Soupspoon se tourna vers Kiki et lui lança un clin d’œil. Elle était rentrée avec une boîte de poulet frit, un pack de six bières et une bouteille de jack Daniel's. Elle avait posé ce festin sur la table et s'était assise, tout oreilles.
C'était un maigre, poursuivit Soupspoon, avec un œil bon et l'autre fichu qui se baladait dans l'orbite. On disait qu'avec cet oeil cadavre il pouvait voir beaucoup plus que nous tous, voir en enfer, et c'est d'là que vient le blues, tout le monde sait ça. Ses mains étaient comme des araignées affamées qui couraient sur les cordes. Y en avait pas deux qui pouvaient jouer comme RL, autrement dit Bob LeRoy, autrement dit Robert Johnson.

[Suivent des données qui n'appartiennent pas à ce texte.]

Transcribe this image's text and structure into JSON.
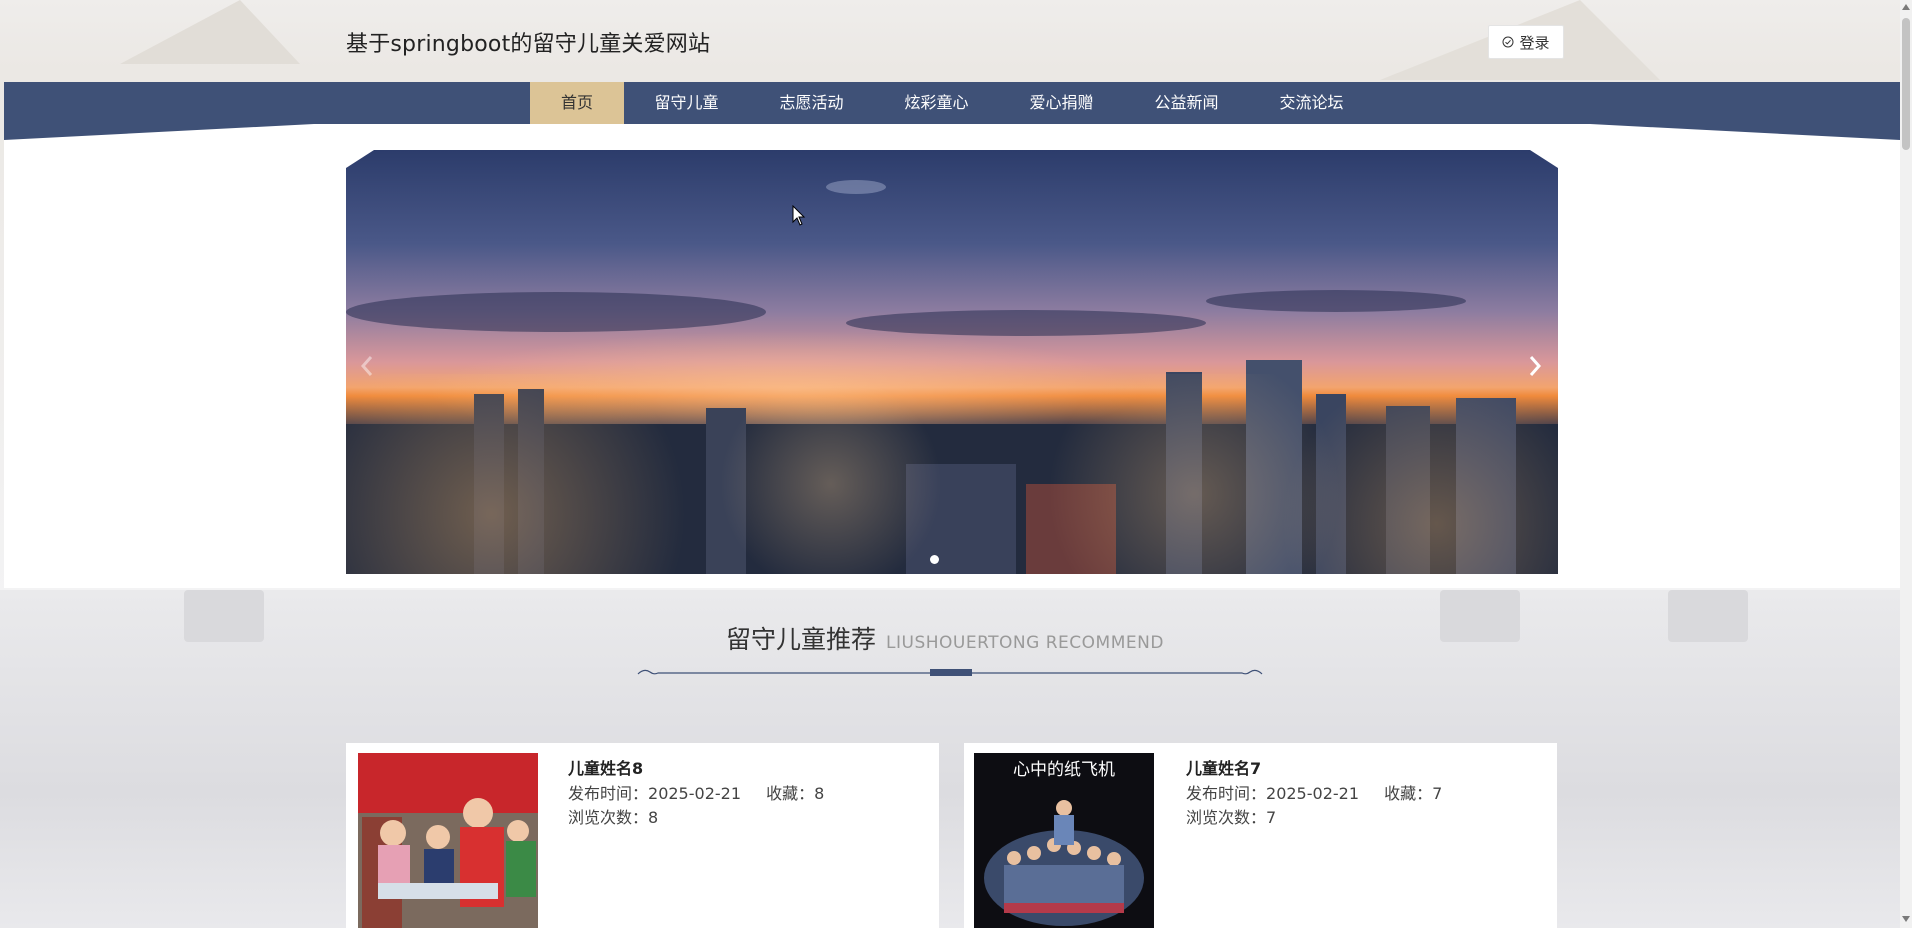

C'était un péquenot de nègre trop paresseux pour cueillir le coton. Couturé de partout, fuyant sans cesse quéchose, et plutôt petit avec ça. Il aimait sa maman, et pratiquement toutes les femmes qu'il croisait... Mais bon, comme j'disais, y s'faisait tard, mais y avait pas grand monde avec nous, vu que c'était le temps de la cueillette dans le Mississippi, tous les gens de couleur étaient au travail, à part moi, et RL, et disons six ou sept tire‑au‑flanc dans notre genre... je m'rappelle quatre garçons avec‑des cheveux à l'afro, un vieux type qu'on appelait Papa-Langouste, et deux petites femmes, là. Elles, c'était Linda Powell et Booby Redman. Les gars étaient tous en train de battre du pied et de faire oui de la tête à ce que racontait RL. Et c'vieux Papa‑Langouste qui roulait des épaules comme s'il avait retrouvé jeunesse, prêt à s'lancer sur la piste de danse,ou à balancer son putain de couteau texan... Ce jour‑là, ça sentait l'ouragan, faisait à la fois moite et frais, avec un vent venu du Golfe, et les moqueurs, y viraient de cap dans le ciel à chaque note de musique... D'abord, RL a joué Love in Vain, mais c'est quand il a chanté Me and the Devil que Booby est restée baba. Elle avait une robe de coton et un foulard rouge vif autour de la tête. Un beau brin d'fille, avec des nénés fermes et des jambes solides, mais quand elle a entendu RL, la mâchoire et les bras lui en sont tombés. Et au moment où RL nous a annoncé que son âme de pêcheur voulait attraper le bus qui devait partir, j'ai bien cru que Booby allait s'écrouler sur place, en larmes... Parce que ce gars‑là, rien qu'en jouant, il était capable de faire se désaper une femme.